Essa lei, aprovada por 62 votos a favor, 55 contra e 2 abstenções, define várias questões que estavam em aberto mas que não haviam sido discutidas devido à grande liberdade democrática que o país vive, sendo, indiscutivelmente, a única nação do oriente com uma democracia liberal. Porém a ei aprovada hoje pelo Knesset coloca em xeque essa realidade, tornando Israel alvo de inúmeras queixas e protestos dentro do seu território e também no mundo.

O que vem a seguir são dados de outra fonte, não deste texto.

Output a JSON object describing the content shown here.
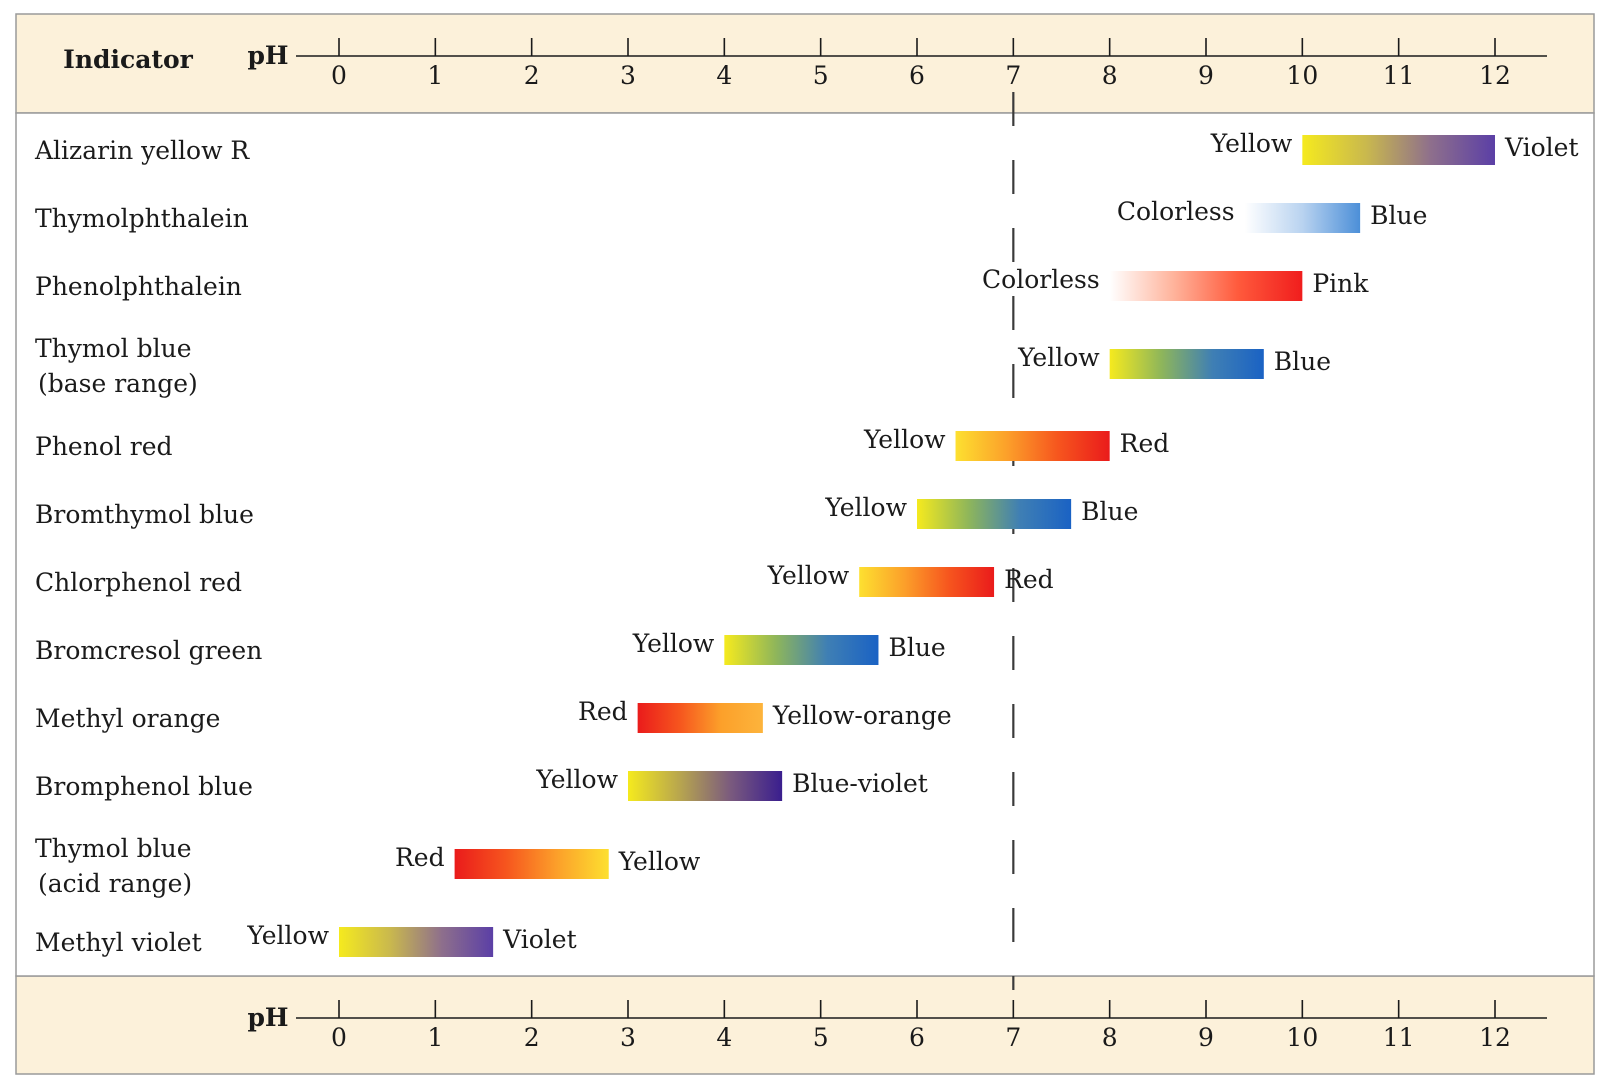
{
  "chart_data": {
    "type": "range-bar",
    "header_label": "Indicator",
    "axis_label": "pH",
    "ticks": [
      0,
      1,
      2,
      3,
      4,
      5,
      6,
      7,
      8,
      9,
      10,
      11,
      12
    ],
    "xlim": [
      0,
      12
    ],
    "neutral_line": 7,
    "indicators": [
      {
        "name": [
          "Alizarin yellow R"
        ],
        "start": 10.0,
        "end": 12.0,
        "low_label": "Yellow",
        "high_label": "Violet",
        "colors": [
          "#f5ea1e",
          "#c9b84e",
          "#8e6f8c",
          "#5b3fa6"
        ]
      },
      {
        "name": [
          "Thymolphthalein"
        ],
        "start": 9.4,
        "end": 10.6,
        "low_label": "Colorless",
        "high_label": "Blue",
        "colors": [
          "#ffffff",
          "#b9d3f0",
          "#4c8fd8"
        ]
      },
      {
        "name": [
          "Phenolphthalein"
        ],
        "start": 8.0,
        "end": 10.0,
        "low_label": "Colorless",
        "high_label": "Pink",
        "colors": [
          "#ffffff",
          "#ffb39b",
          "#ff5a3c",
          "#f01d1d"
        ]
      },
      {
        "name": [
          "Thymol blue",
          "(base range)"
        ],
        "start": 8.0,
        "end": 9.6,
        "low_label": "Yellow",
        "high_label": "Blue",
        "colors": [
          "#f5ea1e",
          "#8fb65a",
          "#3f7fb4",
          "#1a62c4"
        ]
      },
      {
        "name": [
          "Phenol red"
        ],
        "start": 6.4,
        "end": 8.0,
        "low_label": "Yellow",
        "high_label": "Red",
        "colors": [
          "#fde030",
          "#fca02a",
          "#f6551e",
          "#ea1b1b"
        ]
      },
      {
        "name": [
          "Bromthymol blue"
        ],
        "start": 6.0,
        "end": 7.6,
        "low_label": "Yellow",
        "high_label": "Blue",
        "colors": [
          "#f5ea1e",
          "#8fb65a",
          "#3f7fb4",
          "#1a62c4"
        ]
      },
      {
        "name": [
          "Chlorphenol red"
        ],
        "start": 5.4,
        "end": 6.8,
        "low_label": "Yellow",
        "high_label": "Red",
        "colors": [
          "#fde030",
          "#fca02a",
          "#f6551e",
          "#ea1b1b"
        ]
      },
      {
        "name": [
          "Bromcresol green"
        ],
        "start": 4.0,
        "end": 5.6,
        "low_label": "Yellow",
        "high_label": "Blue",
        "colors": [
          "#f5ea1e",
          "#8fb65a",
          "#3f7fb4",
          "#1a62c4"
        ]
      },
      {
        "name": [
          "Methyl orange"
        ],
        "start": 3.1,
        "end": 4.4,
        "low_label": "Red",
        "high_label": "Yellow-orange",
        "colors": [
          "#ea1b1b",
          "#f6551e",
          "#fca02a",
          "#fdb43c"
        ]
      },
      {
        "name": [
          "Bromphenol blue"
        ],
        "start": 3.0,
        "end": 4.6,
        "low_label": "Yellow",
        "high_label": "Blue-violet",
        "colors": [
          "#f5ea1e",
          "#b8a64e",
          "#7a5a7e",
          "#3a1e8e"
        ]
      },
      {
        "name": [
          "Thymol blue",
          "(acid range)"
        ],
        "start": 1.2,
        "end": 2.8,
        "low_label": "Red",
        "high_label": "Yellow",
        "colors": [
          "#ea1b1b",
          "#f6551e",
          "#fca02a",
          "#fde030"
        ]
      },
      {
        "name": [
          "Methyl violet"
        ],
        "start": 0.0,
        "end": 1.6,
        "low_label": "Yellow",
        "high_label": "Violet",
        "colors": [
          "#f5ea1e",
          "#c9b84e",
          "#8e6f8c",
          "#5b3fa6"
        ]
      }
    ]
  },
  "colors": {
    "band_fill": "#fcf1da",
    "border": "#9a9a9a",
    "text": "#1a1a1a"
  }
}
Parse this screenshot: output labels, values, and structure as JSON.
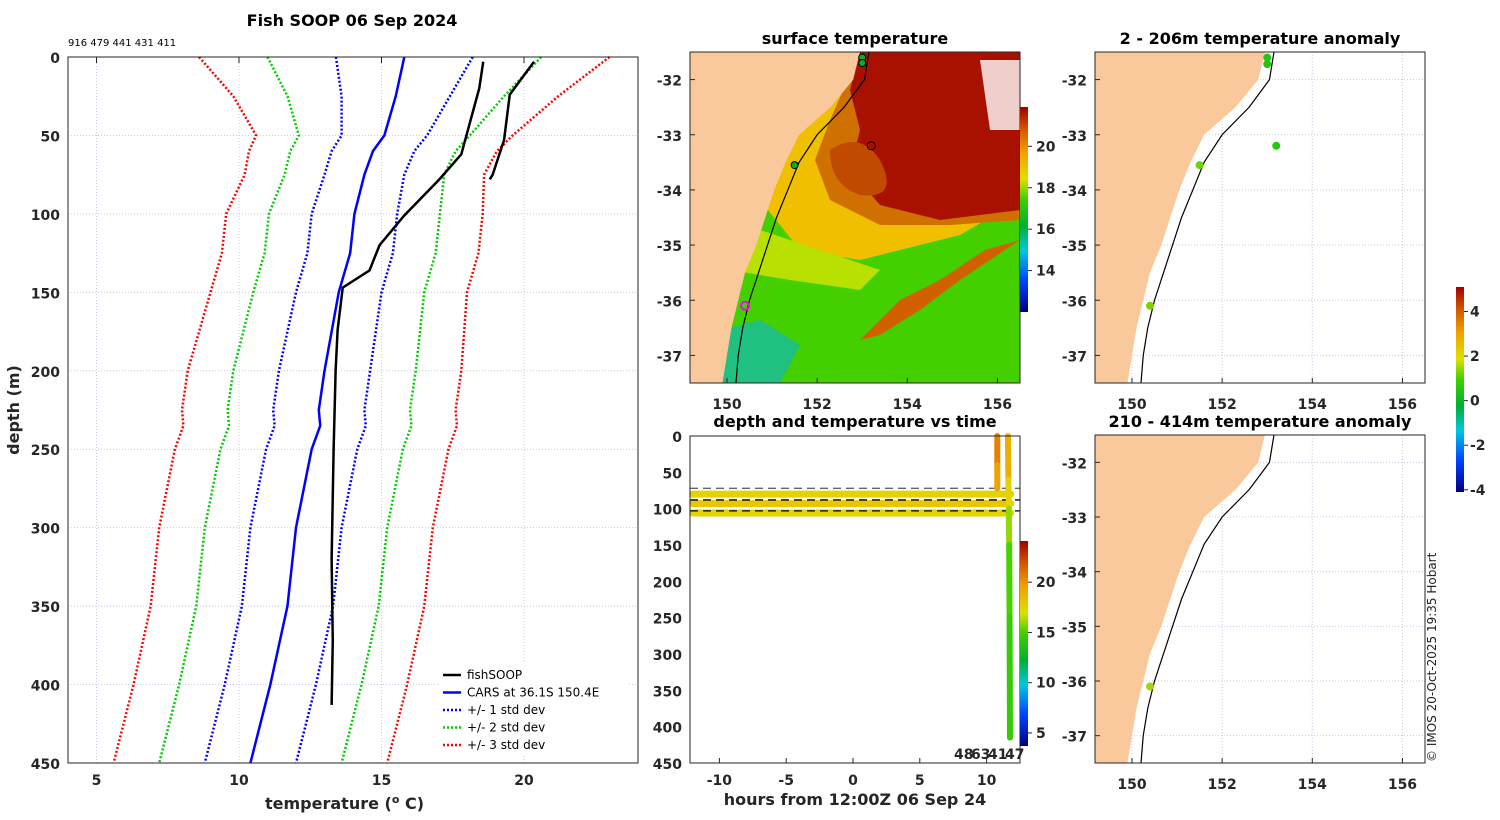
{
  "profile_panel": {
    "title": "Fish SOOP 06 Sep 2024",
    "cast_ids": "916 479 441 431 411",
    "xlabel": "temperature (",
    "xlabel_sup": "o",
    "xlabel_end": " C)",
    "ylabel": "depth (m)",
    "legend": [
      "fishSOOP",
      "CARS at 36.1S 150.4E",
      "+/- 1 std dev",
      "+/- 2 std dev",
      "+/- 3 std dev"
    ]
  },
  "sst_panel": {
    "title": "surface temperature"
  },
  "depth_time_panel": {
    "title": "depth and temperature vs time",
    "xlabel": "hours from 12:00Z 06 Sep 24",
    "end_labels": [
      "48",
      "63",
      "41",
      "47"
    ]
  },
  "anom_top_panel": {
    "title": "2 - 206m temperature anomaly"
  },
  "anom_bottom_panel": {
    "title": "210 - 414m temperature anomaly"
  },
  "credit": "© IMOS 20-Oct-2025 19:35 Hobart",
  "colors": {
    "fish": "#000000",
    "cars": "#0000ff",
    "std1": "#0000ff",
    "std2": "#00cc00",
    "std3": "#ff0000",
    "land": "#f9c89b"
  },
  "chart_data": [
    {
      "type": "line",
      "title": "Fish SOOP 06 Sep 2024",
      "xlabel": "temperature (o C)",
      "ylabel": "depth (m)",
      "xlim": [
        4,
        24
      ],
      "ylim": [
        450,
        0
      ],
      "xticks": [
        5,
        10,
        15,
        20
      ],
      "yticks": [
        0,
        50,
        100,
        150,
        200,
        250,
        300,
        350,
        400,
        450
      ],
      "legend_position": "bottom-right",
      "cars_depth": [
        0,
        25,
        50,
        60,
        75,
        100,
        125,
        150,
        175,
        200,
        225,
        235,
        250,
        300,
        350,
        400,
        450
      ],
      "cars_mean": [
        15.8,
        15.5,
        15.1,
        14.7,
        14.4,
        14.05,
        13.9,
        13.5,
        13.25,
        13.0,
        12.8,
        12.85,
        12.55,
        12.0,
        11.7,
        11.1,
        10.4
      ],
      "cars_std": [
        2.4,
        1.9,
        1.5,
        1.45,
        1.4,
        1.5,
        1.5,
        1.5,
        1.55,
        1.6,
        1.6,
        1.6,
        1.6,
        1.6,
        1.6,
        1.6,
        1.6
      ],
      "fishsoop": [
        {
          "temp": [
            18.57,
            18.43,
            17.8,
            17.03,
            15.8,
            14.93,
            14.58,
            13.64,
            13.46,
            13.39,
            13.32,
            13.25,
            13.29,
            13.25
          ],
          "depth": [
            3,
            20,
            62,
            78,
            101,
            120,
            136,
            147,
            174,
            200,
            250,
            320,
            372,
            413
          ]
        },
        {
          "temp": [
            20.35,
            19.5,
            19.3,
            18.9,
            18.8
          ],
          "depth": [
            3,
            24,
            53,
            75,
            78
          ]
        }
      ]
    },
    {
      "type": "heatmap",
      "title": "surface temperature",
      "xlim": [
        149.2,
        156.5
      ],
      "ylim": [
        -37.5,
        -31.5
      ],
      "xticks": [
        150,
        152,
        154,
        156
      ],
      "yticks": [
        -32,
        -33,
        -34,
        -35,
        -36,
        -37
      ],
      "colorbar": {
        "range": [
          12,
          21.9
        ],
        "ticks": [
          14,
          16,
          18,
          20
        ]
      },
      "stations": [
        {
          "lon": 153.0,
          "lat": -31.6
        },
        {
          "lon": 153.0,
          "lat": -31.7
        },
        {
          "lon": 151.5,
          "lat": -33.55
        },
        {
          "lon": 153.2,
          "lat": -33.2
        },
        {
          "lon": 150.4,
          "lat": -36.1
        }
      ]
    },
    {
      "type": "scatter",
      "title": "depth and temperature vs time",
      "xlabel": "hours from 12:00Z 06 Sep 24",
      "xlim": [
        -12.2,
        12.5
      ],
      "ylim": [
        450,
        0
      ],
      "xticks": [
        -10,
        -5,
        0,
        5,
        10
      ],
      "yticks": [
        0,
        50,
        100,
        150,
        200,
        250,
        300,
        350,
        400,
        450
      ],
      "colorbar": {
        "range": [
          3.7,
          24.1
        ],
        "ticks": [
          5,
          10,
          15,
          20
        ]
      },
      "dashed_depths": [
        72,
        88,
        103
      ],
      "tows": [
        {
          "depth": 80,
          "temp": 17.5
        },
        {
          "depth": 93,
          "temp": 18.0
        },
        {
          "depth": 106,
          "temp": 17.5
        }
      ],
      "profiles": [
        {
          "hour": 11.6,
          "depth": [
            0,
            60,
            100,
            150,
            250,
            415
          ],
          "temp": [
            19.5,
            19.0,
            17.5,
            16.0,
            15.0,
            14.5
          ]
        },
        {
          "hour": 10.8,
          "depth": [
            0,
            40,
            72
          ],
          "temp": [
            21.0,
            20.5,
            19.5
          ]
        }
      ]
    },
    {
      "type": "scatter",
      "title": "2 - 206m temperature anomaly",
      "xlim": [
        149.2,
        156.5
      ],
      "ylim": [
        -37.5,
        -31.5
      ],
      "xticks": [
        150,
        152,
        154,
        156
      ],
      "yticks": [
        -32,
        -33,
        -34,
        -35,
        -36,
        -37
      ],
      "colorbar": {
        "range": [
          -4.1,
          5.1
        ],
        "ticks": [
          -4,
          -2,
          0,
          2,
          4
        ]
      },
      "points": [
        {
          "lon": 153.0,
          "lat": -31.6,
          "anom": 0.5
        },
        {
          "lon": 153.0,
          "lat": -31.72,
          "anom": 0.5
        },
        {
          "lon": 153.2,
          "lat": -33.2,
          "anom": 0.5
        },
        {
          "lon": 151.5,
          "lat": -33.55,
          "anom": 1.2
        },
        {
          "lon": 150.4,
          "lat": -36.1,
          "anom": 1.3
        }
      ]
    },
    {
      "type": "scatter",
      "title": "210 - 414m temperature anomaly",
      "xlim": [
        149.2,
        156.5
      ],
      "ylim": [
        -37.5,
        -31.5
      ],
      "xticks": [
        150,
        152,
        154,
        156
      ],
      "yticks": [
        -32,
        -33,
        -34,
        -35,
        -36,
        -37
      ],
      "points": [
        {
          "lon": 150.4,
          "lat": -36.1,
          "anom": 1.5
        }
      ]
    }
  ]
}
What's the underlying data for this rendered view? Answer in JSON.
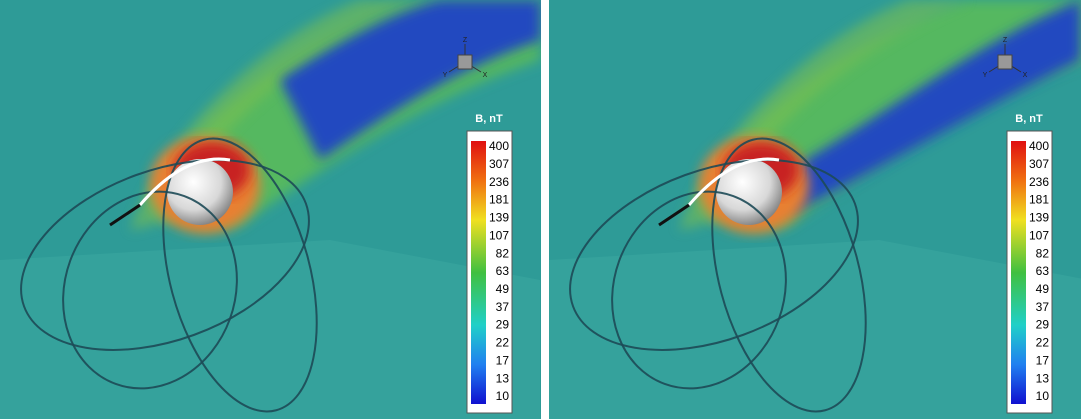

Reação contrária à decisão judia

Ayman Odeh, chefe da Lista Conjunta Árabe, disse: "Essa é uma lei do mal, uma bandeira negra paira sobre ela". E segurando uma bandeira negra no parlamento, falou: "Hoje, terei que dizer aos meus filhos e aos flhos árabes, que o Estado não nos quer aqui".

Reação a favor da decisão judia

O primeiro-ministro, Benyamin Netanyahu, declarou: "Este é um momento fundamental da história do sionismo porque estabelece por lei o princípio básico de nossa existência".

O que determina a lei na prática

A Lei de Estado-nação judaica, na realidade, foi feita para garantir alguns direitos com quais os judeus sempre sonharam, afinal, poucas vezes em sua história os judeus puderam se orgulhar de ter um país só seu e independente.

Além do mais, Israel sofre com a negativa dos países vizinhos árabes em reconhecer a sua existência, o que torna natural a resistência em aceitar essa lei.

Outro objetivo dessa lei é dar o direito de qualquer pessoa com origem judia se repatriar e ter cidadania israelense. E reconhece, finalmente, Jerusalém como capital de Israel; o hebraico se torna o único idioma oficial; Israel se torna um Estado exclusivamente judeu e estimula a expansão de colônias israelenses em território palestino.